Ms Chol claimed Sydney Trains was negligent in a number of aspects, including “inadequacies in the system in place at the station” and “failures on the part of” station staff, in particular the guard on the train “to take the necessary steps to ensure that the train did not move whilst” she was in danger.
John Catsanos SC, on behalf of Ms Chol, argued Sydney Train staff saw her walk towards the door and stand directly adjacent to the edge of the platform.
Despite this, Mr Catsanos claimed staff “allowed the train to commence to move” rather than take steps to make sure Ms Chol was safe and away from the train as it left the station.
“The plaintiff submits there was ample time for employees to observe her in her precarious position and they failed to take reasonable steps to ensure she was not inured,” Justice Cavanagh said in his judgment.
“They allowed the train to commence to move despite her position.”
Ms Chol described her injuries as “catastrophic” and said she had been so disabled she needs extensive treatment and care for the rest of her life.
The major components of her claim were non-economic loss and care.
Sydney Trains argued Ms Chol was “the author of her own misfortune”, claiming she was intoxicated at the time of the incident and fell because she was “unable to properly balance”.
Defence lawyer David O’Dowd claimed the 52-year-old put herself in a “position of danger” by trying to stop the doors from closing.
“Whilst Sydney Trains does not dispute what is shown on the CCTV footage, it submits that the plaintiff would not have fallen if she had not been intoxicated,” Justice Cavanagh said.
The rail network submitted Ms Chol’s incident was not negligent and its employees acted in “accordance with the accepted system”.
Justice Cavanagh sided with Ms Chol and found the accident was caused by a casual act of negligence by a guard who did not ensure she was safe before allowing the train to take off.
He did not accept the 52-year-old was intoxicated and had fallen between the platform and the train.
“The train started to move immediately after the doors closed whilst she was hanging onto the strap of her handbag,” the Supreme Court Justice said.
“This resulted in her being pulled or jolted and losing her balance.
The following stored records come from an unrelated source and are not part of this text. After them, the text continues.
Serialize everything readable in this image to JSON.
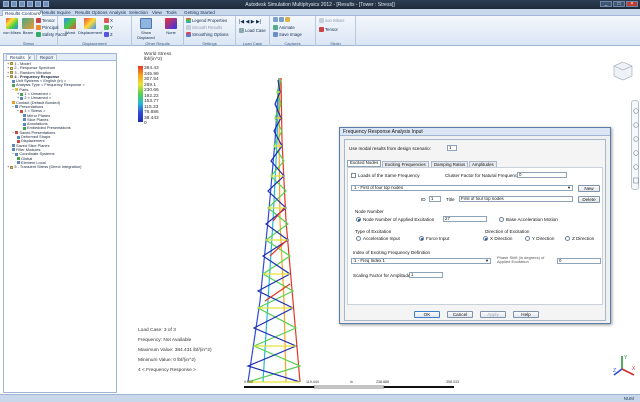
{
  "app": {
    "title": "Autodesk Simulation Multiphysics 2012 - [Results - [Tower : Stress]]"
  },
  "ribbon": {
    "tabs": [
      "Results Contours",
      "Results Inquire",
      "Results Options",
      "Analysis",
      "Selection",
      "View",
      "Tools",
      "Getting Started"
    ],
    "active_tab": "Results Contours",
    "groups": [
      "Stress",
      "Displacement",
      "Other Results",
      "Settings",
      "Load Case Options",
      "Captures",
      "Strain"
    ],
    "buttons": {
      "von_mises": "von Mises",
      "beam": "Beam",
      "tensor": "Tensor",
      "principal": "Principal",
      "safety_factor": "Safety Factor",
      "worst": "Worst",
      "displacement": "Displacement",
      "x": "X",
      "y": "Y",
      "z": "Z",
      "show_displaced": "Show Displaced",
      "none": "None",
      "legend_properties": "Legend Properties",
      "smooth_results": "Smooth Results",
      "smoothing_options": "Smoothing Options",
      "load_case": "Load Case",
      "animate": "Animate",
      "save_image": "Save Image",
      "tensor2": "Tensor",
      "von_mises2": "von Mises"
    }
  },
  "tree": {
    "tabs": [
      "FEA Editor",
      "Results",
      "Report"
    ],
    "active_tab": "Results",
    "items": [
      "1 - Model",
      "2 - Response Spectrum",
      "3 - Random Vibration",
      "4 - Frequency Response",
      "Unit Systems < English (in) >",
      "Analysis Type < Frequency Response >",
      "Parts",
      "1 < Unnamed >",
      "2 < Unnamed >",
      "Contact (Default Bonded)",
      "Presentations",
      "1 < Stress >",
      "Mirror Planes",
      "Slice Planes",
      "Annotations",
      "Embedded Presentations",
      "Saved Presentations",
      "Deformed Shape",
      "Displacement",
      "Saved Slice Planes",
      "Filter Modules",
      "Coordinate Systems",
      "Global",
      "Element Local",
      "5 - Transient Stress (Direct Integration)"
    ]
  },
  "legend": {
    "title": "World Stress",
    "unit": "lbf/(in^2)",
    "values": [
      "384.43",
      "345.99",
      "307.54",
      "269.1",
      "230.66",
      "192.22",
      "153.77",
      "115.33",
      "76.886",
      "38.443",
      "0"
    ],
    "colors": [
      "#e73522",
      "#f7a520",
      "#e7e436",
      "#55d04d",
      "#28b8d8",
      "#2f49d8",
      "#1c2fb3"
    ]
  },
  "info": {
    "load_case": "Load Case:  3 of 3",
    "frequency": "Frequency: Not Available",
    "maximum": "Maximum Value: 384.431 lbf/(in^2)",
    "minimum": "Minimum Value: 0 lbf/(in^2)",
    "analysis": "4 < Frequency Response >"
  },
  "ruler": {
    "ticks": [
      "0.000",
      "119.444",
      "in",
      "238.888",
      "358.333"
    ]
  },
  "dialog": {
    "title": "Frequency Response Analysis Input",
    "use_model_label": "Use modal results from design scenario:",
    "use_model_value": "1",
    "tabs": [
      "Excited Nodes",
      "Exciting Frequencies",
      "Damping Ratios",
      "Amplitudes"
    ],
    "active_tab": "Excited Nodes",
    "loads_same_freq": "Loads of the Same Frequency",
    "cluster_factor_label": "Cluster Factor for Natural Frequencies",
    "cluster_factor_value": "0",
    "load_set_selected": "1 - First of four top nodes",
    "new_button": "New",
    "delete_button": "Delete",
    "id_label": "ID",
    "id_value": "1",
    "title_label": "Title",
    "title_value": "First of four top nodes",
    "node_number_heading": "Node Number",
    "node_applied_label": "Node Number of Applied Excitation",
    "node_applied_value": "27",
    "base_accel_label": "Base Acceleration Motion",
    "type_excitation_heading": "Type of Excitation",
    "accel_input": "Acceleration Input",
    "force_input": "Force Input",
    "direction_heading": "Direction of Excitation",
    "x_dir": "X Direction",
    "y_dir": "Y Direction",
    "z_dir": "Z Direction",
    "index_heading": "Index of Exciting Frequency Definition",
    "index_selected": "1 - Freq Index 1",
    "phase_label": "Phase Shift (in degrees) of Applied Excitation",
    "phase_value": "0",
    "scaling_label": "Scaling Factor for Amplitudes",
    "scaling_value": "1",
    "ok": "OK",
    "cancel": "Cancel",
    "apply": "Apply",
    "help": "Help"
  },
  "statusbar": {
    "right": "NUM"
  }
}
Of course, the fact that she had a hold of her handbag itself demonstrates how close she was to the edge of the train.”
However, he accepted it was common for train passengers to attempt to jump onto the carriage at the last minute and employees could not delay the schedule every time it happened.
Justice Cavanagh also accepted it would be impossible to ensure all passengers were a safe distance from moving trains.
Sydney Trains must pay Ms Chol $1,179,368.53, including payment for general damages, past care, future care, additional accommodation costs, out-of-pocket expenses, future medical treatment and continuing treatment needs.